И, собрав последние силы, он ударяет кюре кулаком по голове и умирает. Как я смеялся! Господи, как я смеялся!

— В самом деле, тут есть чему посмеяться, — с презрением в голосе сказал Гофман. — Впрочем, это конец, достойный автора «Девственницы».

— О! «Девственница»! — воскликнул черный человечек. — Какая превосходная вещь, сударь! Какое восхитительное произведение! Я знаю только одну книгу, которая может с ней соперничать.

— Что же это за книга?

— «Жюстина» господина де Сада; вы знаете «Жюстину»?

— Нет, сударь.

— А маркиза де Сада?

— Тоже не знаю.

— Видите ли, сударь, — с энтузиазмом продолжал доктор, — «Жюстина» — это самая безнравственная книга в мире, это Кребийон-сын, распоясавшийся окончательно, это великолепная вещь! Я лечил одну молодую девушку, которая ее читала.

— И она умерла так же, как умер ваш старик?

— Да, сударь, только она умерла, будучи очень счастливой.

И взгляд лекаря засверкал от удовольствия при воспоминании о причинах этой смерти.

Дали сигнал к началу второго действия.
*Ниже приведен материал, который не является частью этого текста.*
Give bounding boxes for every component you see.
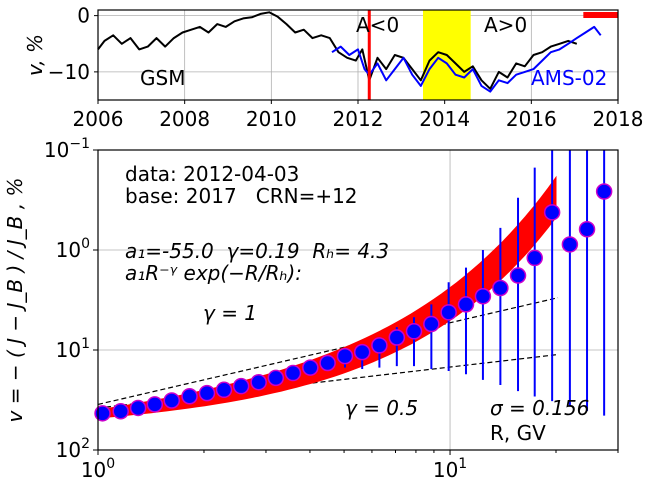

Это не огорчила Гофмана: сосед наводил на него ужас.

— Ага! Сейчас мы увидим Арсену, — усаживаясь и улыбаясь довольной улыбкой, объявил доктор.

— Кто это — Арсена?

— Вы не знаете ее?

— Нет, сударь.

— Ах, вот как! Ну так вы ничего не знаете, молодой человек. Арсена — это Арсена, этим все сказано; впрочем, сейчас вы ее увидите.
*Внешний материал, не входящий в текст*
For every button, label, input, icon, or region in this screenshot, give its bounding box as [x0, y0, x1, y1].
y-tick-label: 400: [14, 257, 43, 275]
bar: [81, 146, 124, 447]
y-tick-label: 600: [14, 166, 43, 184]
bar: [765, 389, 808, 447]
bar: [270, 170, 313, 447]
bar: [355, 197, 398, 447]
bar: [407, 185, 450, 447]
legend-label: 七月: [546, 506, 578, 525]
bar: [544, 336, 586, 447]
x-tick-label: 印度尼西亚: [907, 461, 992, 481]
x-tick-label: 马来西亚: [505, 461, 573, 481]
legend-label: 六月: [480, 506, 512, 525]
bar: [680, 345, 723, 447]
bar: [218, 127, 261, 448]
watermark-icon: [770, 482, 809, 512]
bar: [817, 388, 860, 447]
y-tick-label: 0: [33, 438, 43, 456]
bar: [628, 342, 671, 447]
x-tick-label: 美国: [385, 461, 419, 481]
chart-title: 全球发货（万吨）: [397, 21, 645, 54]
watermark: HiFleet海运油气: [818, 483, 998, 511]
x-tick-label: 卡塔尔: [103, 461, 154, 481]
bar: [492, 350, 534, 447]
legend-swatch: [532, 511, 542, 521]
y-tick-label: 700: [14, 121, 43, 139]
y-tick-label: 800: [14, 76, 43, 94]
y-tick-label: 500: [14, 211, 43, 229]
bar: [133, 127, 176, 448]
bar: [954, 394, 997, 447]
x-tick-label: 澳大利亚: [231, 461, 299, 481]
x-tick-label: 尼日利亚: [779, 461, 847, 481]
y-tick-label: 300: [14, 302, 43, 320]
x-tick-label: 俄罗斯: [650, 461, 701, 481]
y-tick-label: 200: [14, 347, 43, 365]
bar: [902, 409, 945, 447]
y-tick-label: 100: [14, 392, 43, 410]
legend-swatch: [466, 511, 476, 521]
И еще до того как оркестр сыграл хотя бы одну ноту, лекарь начал напевать вступление ко второму действию.

Занавес поднялся.

Сцена представляла собой «колыбель из зелени и цветов, пересекаемых ручейком, который берет начало у подножия скалы».
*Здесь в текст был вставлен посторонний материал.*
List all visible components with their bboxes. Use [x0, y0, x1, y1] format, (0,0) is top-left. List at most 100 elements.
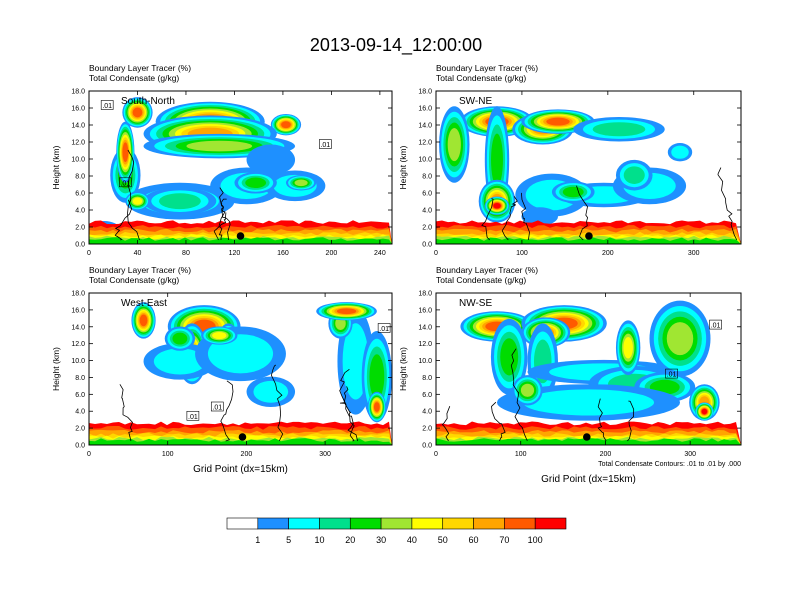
contour-label: .01 — [120, 180, 130, 187]
y-tick-label: 10.0 — [71, 358, 85, 365]
y-tick-label: 4.0 — [75, 208, 85, 215]
colorbar-label: 60 — [469, 535, 479, 545]
x-tick-label: 300 — [684, 451, 696, 458]
y-tick-label: 8.0 — [422, 375, 432, 382]
condensate-contour — [627, 400, 635, 442]
condensate-contour — [114, 199, 133, 241]
condensate-contour — [213, 187, 226, 241]
condensate-contour — [521, 192, 530, 241]
condensate-contour — [127, 149, 140, 241]
colorbar-swatch — [534, 517, 567, 530]
y-tick-label: 10.0 — [418, 157, 432, 164]
contour-label-box — [119, 177, 132, 188]
plot-frame — [435, 90, 742, 245]
location-marker — [236, 232, 245, 240]
colorbar-label: 10 — [314, 535, 324, 545]
contour-fill — [369, 354, 385, 399]
contour-fill — [500, 338, 519, 376]
y-tick-label: 0.0 — [75, 443, 85, 450]
colorbar-swatch — [226, 517, 259, 530]
y-tick-label: 0.0 — [422, 443, 432, 450]
panel-title-line: Boundary Layer Tracer (%) — [89, 265, 191, 275]
condensate-contour — [491, 401, 506, 442]
y-tick-label: 2.0 — [75, 225, 85, 232]
contour-fill — [623, 336, 633, 359]
x-tick-label: 100 — [162, 451, 174, 458]
x-tick-label: 200 — [241, 451, 253, 458]
colorbar-label: 20 — [345, 535, 355, 545]
contour-label-box — [186, 410, 200, 421]
y-tick-label: 10.0 — [418, 358, 432, 365]
y-tick-label: 8.0 — [422, 174, 432, 181]
contour-label: .01 — [667, 372, 677, 379]
condensate-contour — [510, 348, 528, 442]
contour-field — [436, 293, 741, 445]
y-tick-label: 12.0 — [71, 341, 85, 348]
panel-title-line: Boundary Layer Tracer (%) — [436, 63, 538, 73]
contour-fill — [373, 402, 380, 412]
y-tick-label: 14.0 — [71, 123, 85, 130]
x-tick-label: 0 — [434, 451, 438, 458]
condensate-contour — [717, 167, 738, 241]
figure-title: 2013-09-14_12:00:00 — [310, 35, 482, 56]
contour-fill — [246, 144, 296, 176]
x-tick-label: 300 — [688, 250, 700, 257]
contour-fill — [153, 348, 206, 375]
x-tick-label: 200 — [600, 451, 612, 458]
y-tick-label: 18.0 — [418, 89, 432, 96]
contour-fill — [592, 122, 646, 137]
contour-fill — [294, 179, 308, 187]
x-tick-label: 160 — [277, 250, 289, 257]
colorbar-label: 70 — [499, 535, 509, 545]
colorbar: 1 5 10 20 30 40 50 60 70 100 — [226, 517, 567, 545]
y-tick-label: 14.0 — [71, 324, 85, 331]
contour-fill — [701, 408, 708, 415]
panel-label: West-East — [121, 298, 167, 309]
y-tick-label: 6.0 — [422, 191, 432, 198]
panel-4: .01 .01 0.0 2.0 4.0 6.0 8.0 10.0 12.0 14.0 16.0 18.… — [398, 265, 742, 485]
surface-layer — [89, 438, 392, 445]
y-tick-label: 8.0 — [75, 375, 85, 382]
y-tick-label: 10.0 — [71, 157, 85, 164]
y-tick-label: 12.0 — [418, 140, 432, 147]
y-tick-label: 16.0 — [71, 106, 85, 113]
y-tick-label: 0.0 — [75, 242, 85, 249]
condensate-contour — [501, 196, 518, 241]
contour-fill — [623, 166, 645, 184]
x-tick-label: 80 — [182, 250, 190, 257]
y-tick-label: 0.0 — [422, 242, 432, 249]
contour-fill — [336, 308, 357, 315]
y-tick-label: 4.0 — [422, 208, 432, 215]
y-tick-label: 16.0 — [418, 307, 432, 314]
y-tick-label: 4.0 — [75, 409, 85, 416]
y-tick-label: 14.0 — [418, 123, 432, 130]
y-axis-label: Height (km) — [51, 347, 61, 391]
plot-frame — [88, 90, 393, 245]
y-axis-label: Height (km) — [398, 347, 408, 391]
colorbar-swatch — [257, 517, 289, 530]
contour-label: .01 — [320, 142, 330, 149]
panel-title-line: Total Condensate (g/kg) — [89, 73, 179, 83]
x-tick-label: 100 — [516, 250, 528, 257]
x-tick-label: 240 — [374, 250, 386, 257]
x-tick-label: 120 — [229, 250, 241, 257]
y-axis-label: Height (km) — [51, 145, 61, 189]
contour-fill — [122, 142, 129, 162]
y-tick-label: 4.0 — [422, 409, 432, 416]
panel-title-line: Boundary Layer Tracer (%) — [89, 63, 191, 73]
colorbar-label: 100 — [528, 535, 543, 545]
contour-fill — [447, 127, 461, 162]
colorbar-swatch — [504, 517, 536, 530]
x-tick-label: 40 — [134, 250, 142, 257]
panel-2: 0.0 2.0 4.0 6.0 8.0 10.0 12.0 14.0 16.0 18.0 0 100 2… — [398, 63, 742, 257]
colorbar-label: 30 — [376, 535, 386, 545]
contour-label: .01 — [711, 323, 721, 330]
contour-label: .01 — [379, 326, 389, 333]
panel-title-line: Total Condensate (g/kg) — [436, 275, 526, 285]
contour-label: .01 — [102, 103, 112, 110]
y-axis-label: Height (km) — [398, 145, 408, 189]
contour-fill — [281, 121, 291, 129]
y-tick-label: 8.0 — [75, 174, 85, 181]
y-tick-label: 6.0 — [422, 392, 432, 399]
condensate-contour — [339, 368, 359, 442]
Гофман уронил голову на руки.

То, что он видел, то, что он слышал, никак не могло отвлечь его от мрачных воспоминаний и от скорбных мыслей, которые привели его туда, где он находился.

«А что изменилось бы, — думал он, внезапно возвращаясь к впечатлениям сегодняшнего дня, — что изменилось бы в мире, если бы эту несчастную женщину пощадили? Какое возникло бы зло, если бы ее сердце продолжало биться, а грудь — дышать? Какое случилось бы несчастье из-за этого? Зачем нужно было внезапно обрывать эту жизнь? По какому праву люди останавливают полет жизни на середине? Она вполне могла бы находиться среди всех этих женщин, но ее бедное тело, тело, которое любил некий король, теперь зарыто в кладбищенской грязи — без цветов, без креста и без головы. Как она кричала! Господи, как она кричала! А потом вдруг…»

Гофман закрыл лицо руками.

«Что я здесь делаю? — спросил он себя. — О! Я уйду отсюда».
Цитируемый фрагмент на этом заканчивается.